The following is a guest post by Jefferson Bailey, Strategic Initiatives Manager at Metropolitan New York Library Council, National Digital Stewardship Alliance Innovation Working Group co-chair and a former Fellow in the Library of Congress’s Office of Strategic Initiatives.
A few weeks ago I had the opportunity to teach a personal digital archiving workshop at the Brooklyn Public Library Information Commons, the Central Library branch’s new center consisting of meeting rooms, a training lab, and open workspace with a variety of multimedia computer workstations. Having helped run a number of personal digital archiving events at D.C. area public libraries as part of Preservation Week 2012, I believe in the role that public libraries can play in helping provide guidance to the general public about preserving their digital materials of personal importance. As many public libraries begin to emphasize and extend the role they play in helping citizen and individuals create, document, and preserve digital content, much of it of potential social and historic value, there is evermore chance to advocate for personal digital archiving directly with the local community through workshops and special events.
NDIIPP, of course, provides a wealth of guidance on personal archiving for individuals. NDIIPP also provides guidance to libraries and other institutions planning and running an event or program through the Personal Digital Archiving Day Kit. Ongoing interviews and case studies featured on The Signal, such as posts calling for more citizen archivists and posts highlighting the work of public libraries teaching personal archiving, are just a couple of other ways the program has spread the word about personal digital preservation.
My workshop, “Save Your Digital Stuff,” was largely built on the NDIIPP’s guidance and attendees had question both expected, such as about file naming practices for digital images and scanner and format recommendations for digital conversion, as well as questions unexpected, such as how to preserve one’s online dating profile. Workshop participants were also interested in the overall role that archivists play in preserving digital information and some minor hilarity ensued when the conversation turned to digital wills and one inquisitive attendee wanted clarity on the difference between an archivist and an actuary.
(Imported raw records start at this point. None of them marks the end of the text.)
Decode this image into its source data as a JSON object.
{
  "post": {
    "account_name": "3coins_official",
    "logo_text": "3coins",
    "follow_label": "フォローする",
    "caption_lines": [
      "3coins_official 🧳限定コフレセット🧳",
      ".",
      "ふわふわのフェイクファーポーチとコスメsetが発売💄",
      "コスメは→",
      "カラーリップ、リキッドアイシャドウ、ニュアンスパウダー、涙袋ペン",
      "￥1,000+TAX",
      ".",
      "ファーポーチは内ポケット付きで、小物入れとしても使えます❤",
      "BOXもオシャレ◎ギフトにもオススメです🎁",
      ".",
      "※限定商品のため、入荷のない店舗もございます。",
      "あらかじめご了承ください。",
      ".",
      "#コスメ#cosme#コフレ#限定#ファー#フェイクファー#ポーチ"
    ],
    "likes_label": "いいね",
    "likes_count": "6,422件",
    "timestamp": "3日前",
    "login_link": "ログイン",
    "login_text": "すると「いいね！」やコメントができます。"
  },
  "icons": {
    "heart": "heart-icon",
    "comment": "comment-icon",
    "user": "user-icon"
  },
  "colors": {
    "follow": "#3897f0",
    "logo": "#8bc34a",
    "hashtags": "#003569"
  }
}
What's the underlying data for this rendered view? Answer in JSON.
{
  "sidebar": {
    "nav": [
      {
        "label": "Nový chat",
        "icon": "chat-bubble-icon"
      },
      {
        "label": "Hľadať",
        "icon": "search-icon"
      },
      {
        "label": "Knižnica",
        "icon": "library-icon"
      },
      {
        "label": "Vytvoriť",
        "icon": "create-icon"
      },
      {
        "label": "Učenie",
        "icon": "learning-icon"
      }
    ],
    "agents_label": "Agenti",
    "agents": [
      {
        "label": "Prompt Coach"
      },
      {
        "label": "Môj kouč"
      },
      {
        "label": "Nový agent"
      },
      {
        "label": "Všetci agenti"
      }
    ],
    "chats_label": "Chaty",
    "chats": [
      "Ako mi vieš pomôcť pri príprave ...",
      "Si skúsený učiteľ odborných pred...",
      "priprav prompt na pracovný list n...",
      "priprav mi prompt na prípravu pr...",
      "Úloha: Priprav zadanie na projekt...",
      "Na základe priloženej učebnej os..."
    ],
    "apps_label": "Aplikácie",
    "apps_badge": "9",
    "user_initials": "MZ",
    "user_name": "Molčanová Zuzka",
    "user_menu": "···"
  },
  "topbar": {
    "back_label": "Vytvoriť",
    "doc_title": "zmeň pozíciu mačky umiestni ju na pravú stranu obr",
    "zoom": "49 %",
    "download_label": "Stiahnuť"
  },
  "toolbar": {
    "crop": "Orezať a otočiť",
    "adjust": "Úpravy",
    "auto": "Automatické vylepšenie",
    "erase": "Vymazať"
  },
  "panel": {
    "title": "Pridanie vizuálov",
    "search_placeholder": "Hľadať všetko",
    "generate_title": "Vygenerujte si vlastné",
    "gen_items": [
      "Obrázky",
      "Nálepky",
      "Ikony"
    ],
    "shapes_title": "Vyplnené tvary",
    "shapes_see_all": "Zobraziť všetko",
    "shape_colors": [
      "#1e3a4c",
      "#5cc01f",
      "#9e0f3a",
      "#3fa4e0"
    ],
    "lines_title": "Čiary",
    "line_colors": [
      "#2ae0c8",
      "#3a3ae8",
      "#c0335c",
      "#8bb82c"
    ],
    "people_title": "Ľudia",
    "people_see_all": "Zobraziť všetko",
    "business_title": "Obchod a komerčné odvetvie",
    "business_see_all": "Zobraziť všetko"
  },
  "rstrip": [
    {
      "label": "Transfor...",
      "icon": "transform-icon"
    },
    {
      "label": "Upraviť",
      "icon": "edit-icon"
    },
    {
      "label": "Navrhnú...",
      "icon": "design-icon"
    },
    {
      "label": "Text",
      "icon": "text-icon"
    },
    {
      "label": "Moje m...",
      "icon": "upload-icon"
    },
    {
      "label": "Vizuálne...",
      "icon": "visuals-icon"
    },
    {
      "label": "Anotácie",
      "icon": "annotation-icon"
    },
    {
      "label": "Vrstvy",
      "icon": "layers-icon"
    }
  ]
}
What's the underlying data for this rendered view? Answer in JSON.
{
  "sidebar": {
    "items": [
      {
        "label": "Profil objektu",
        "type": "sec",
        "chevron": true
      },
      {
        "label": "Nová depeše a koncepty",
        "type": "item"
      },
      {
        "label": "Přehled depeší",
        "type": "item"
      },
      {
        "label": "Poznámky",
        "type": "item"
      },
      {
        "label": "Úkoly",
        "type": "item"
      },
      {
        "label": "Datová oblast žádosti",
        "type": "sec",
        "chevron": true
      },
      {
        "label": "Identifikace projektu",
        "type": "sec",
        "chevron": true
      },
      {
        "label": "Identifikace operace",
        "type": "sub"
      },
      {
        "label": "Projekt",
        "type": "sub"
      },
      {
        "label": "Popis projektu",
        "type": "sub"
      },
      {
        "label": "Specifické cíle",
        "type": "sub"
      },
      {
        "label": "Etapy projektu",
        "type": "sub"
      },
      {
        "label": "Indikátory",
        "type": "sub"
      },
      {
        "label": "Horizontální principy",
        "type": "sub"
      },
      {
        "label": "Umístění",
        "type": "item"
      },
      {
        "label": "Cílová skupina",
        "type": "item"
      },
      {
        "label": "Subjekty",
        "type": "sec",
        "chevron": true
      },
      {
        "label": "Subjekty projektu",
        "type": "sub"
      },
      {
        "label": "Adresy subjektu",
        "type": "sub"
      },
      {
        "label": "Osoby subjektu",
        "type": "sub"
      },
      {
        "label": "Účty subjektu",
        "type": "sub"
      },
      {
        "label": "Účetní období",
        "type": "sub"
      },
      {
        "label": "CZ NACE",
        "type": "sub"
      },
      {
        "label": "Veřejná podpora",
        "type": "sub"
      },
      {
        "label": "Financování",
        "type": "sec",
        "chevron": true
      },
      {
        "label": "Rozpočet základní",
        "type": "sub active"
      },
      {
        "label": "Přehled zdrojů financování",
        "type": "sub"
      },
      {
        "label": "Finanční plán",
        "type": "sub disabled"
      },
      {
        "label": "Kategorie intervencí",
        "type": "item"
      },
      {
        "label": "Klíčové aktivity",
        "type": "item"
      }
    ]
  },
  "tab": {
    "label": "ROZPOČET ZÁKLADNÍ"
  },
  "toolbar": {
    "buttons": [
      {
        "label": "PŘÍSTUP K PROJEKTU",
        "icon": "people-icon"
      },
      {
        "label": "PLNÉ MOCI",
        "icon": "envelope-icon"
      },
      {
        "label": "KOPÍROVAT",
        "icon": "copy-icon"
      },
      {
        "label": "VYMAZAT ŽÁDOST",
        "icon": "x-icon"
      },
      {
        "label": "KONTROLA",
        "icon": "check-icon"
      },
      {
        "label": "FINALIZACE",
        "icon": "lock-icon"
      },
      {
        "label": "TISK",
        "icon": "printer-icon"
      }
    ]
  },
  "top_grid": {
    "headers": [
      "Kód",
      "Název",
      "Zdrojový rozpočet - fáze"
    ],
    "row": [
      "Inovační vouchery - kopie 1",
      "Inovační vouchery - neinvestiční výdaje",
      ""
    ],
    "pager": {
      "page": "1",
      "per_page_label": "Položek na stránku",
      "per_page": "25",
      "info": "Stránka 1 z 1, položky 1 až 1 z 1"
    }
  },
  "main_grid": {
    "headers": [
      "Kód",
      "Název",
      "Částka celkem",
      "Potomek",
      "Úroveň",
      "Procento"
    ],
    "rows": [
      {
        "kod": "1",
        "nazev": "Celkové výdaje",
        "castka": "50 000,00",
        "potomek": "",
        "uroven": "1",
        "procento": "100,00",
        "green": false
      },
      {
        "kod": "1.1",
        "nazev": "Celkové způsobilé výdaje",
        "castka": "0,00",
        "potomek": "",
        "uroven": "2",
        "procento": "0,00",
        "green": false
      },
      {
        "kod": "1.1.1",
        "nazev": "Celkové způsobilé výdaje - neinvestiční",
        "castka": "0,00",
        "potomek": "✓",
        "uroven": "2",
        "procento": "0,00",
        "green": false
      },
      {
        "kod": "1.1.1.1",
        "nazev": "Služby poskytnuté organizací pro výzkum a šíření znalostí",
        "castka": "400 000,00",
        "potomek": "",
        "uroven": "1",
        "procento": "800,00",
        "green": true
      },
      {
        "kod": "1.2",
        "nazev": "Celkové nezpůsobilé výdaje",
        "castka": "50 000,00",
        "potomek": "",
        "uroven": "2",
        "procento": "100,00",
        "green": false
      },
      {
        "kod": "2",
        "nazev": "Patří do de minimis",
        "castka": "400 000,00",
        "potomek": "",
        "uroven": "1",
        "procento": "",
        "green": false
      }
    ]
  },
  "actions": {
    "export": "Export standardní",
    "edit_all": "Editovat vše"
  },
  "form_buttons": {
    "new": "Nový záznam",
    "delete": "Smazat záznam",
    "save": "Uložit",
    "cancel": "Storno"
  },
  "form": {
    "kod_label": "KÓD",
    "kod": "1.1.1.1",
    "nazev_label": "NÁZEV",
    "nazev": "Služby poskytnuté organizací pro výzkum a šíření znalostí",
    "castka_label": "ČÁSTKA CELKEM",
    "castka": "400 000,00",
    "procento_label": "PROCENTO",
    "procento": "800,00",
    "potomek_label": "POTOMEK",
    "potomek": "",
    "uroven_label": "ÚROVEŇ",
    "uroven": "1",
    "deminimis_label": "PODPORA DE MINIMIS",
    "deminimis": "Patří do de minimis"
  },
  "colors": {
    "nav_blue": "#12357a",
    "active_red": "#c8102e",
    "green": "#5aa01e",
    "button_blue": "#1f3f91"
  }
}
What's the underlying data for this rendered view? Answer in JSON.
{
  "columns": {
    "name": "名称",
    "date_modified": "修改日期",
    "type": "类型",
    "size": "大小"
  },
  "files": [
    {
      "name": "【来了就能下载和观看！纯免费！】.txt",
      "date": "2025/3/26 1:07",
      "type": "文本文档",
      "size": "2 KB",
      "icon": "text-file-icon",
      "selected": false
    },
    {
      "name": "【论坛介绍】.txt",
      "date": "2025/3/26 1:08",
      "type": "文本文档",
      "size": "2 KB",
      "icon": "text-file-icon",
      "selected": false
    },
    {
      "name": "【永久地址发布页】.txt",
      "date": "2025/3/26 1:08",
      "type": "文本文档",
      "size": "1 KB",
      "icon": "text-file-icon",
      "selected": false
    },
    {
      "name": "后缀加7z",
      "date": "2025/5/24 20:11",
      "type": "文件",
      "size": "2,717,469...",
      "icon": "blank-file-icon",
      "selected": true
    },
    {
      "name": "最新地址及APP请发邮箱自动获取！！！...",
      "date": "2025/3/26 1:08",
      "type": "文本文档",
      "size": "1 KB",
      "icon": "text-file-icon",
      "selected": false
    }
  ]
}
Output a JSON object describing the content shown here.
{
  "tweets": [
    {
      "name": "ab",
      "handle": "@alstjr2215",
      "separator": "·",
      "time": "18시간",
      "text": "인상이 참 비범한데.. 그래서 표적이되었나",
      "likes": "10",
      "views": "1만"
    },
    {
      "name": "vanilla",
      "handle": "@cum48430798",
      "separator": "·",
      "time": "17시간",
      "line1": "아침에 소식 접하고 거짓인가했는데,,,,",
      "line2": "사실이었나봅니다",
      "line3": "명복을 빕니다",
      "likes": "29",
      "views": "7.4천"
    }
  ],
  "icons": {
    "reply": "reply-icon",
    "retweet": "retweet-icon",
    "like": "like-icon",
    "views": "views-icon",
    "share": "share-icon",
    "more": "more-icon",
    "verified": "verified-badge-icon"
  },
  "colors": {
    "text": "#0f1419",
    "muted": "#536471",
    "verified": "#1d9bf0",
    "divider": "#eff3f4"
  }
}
As is often the case, workshop attendees evinced a mild bewilderment at how best to manage and save what often feels like a deluge of digital content but were interested in practical strategies and tools for how best to undertake saving their digital stuff. I emphasized that knowing what you want to preserve is one of the most crucial steps in personal archiving and that, after you have accomplished that, the rest of the steps fall in place naturally.
Overall, it was a fun event and I continue to think that public libraries, many of which provide technology training to the public and many of which also house local history collections, are ideally situated to help proselytize and advise citizens and communities on how best to preserve their valuable digital materials. I look forward to continued collaboration between public libraries and preservationists on supporting digital preservation for the people.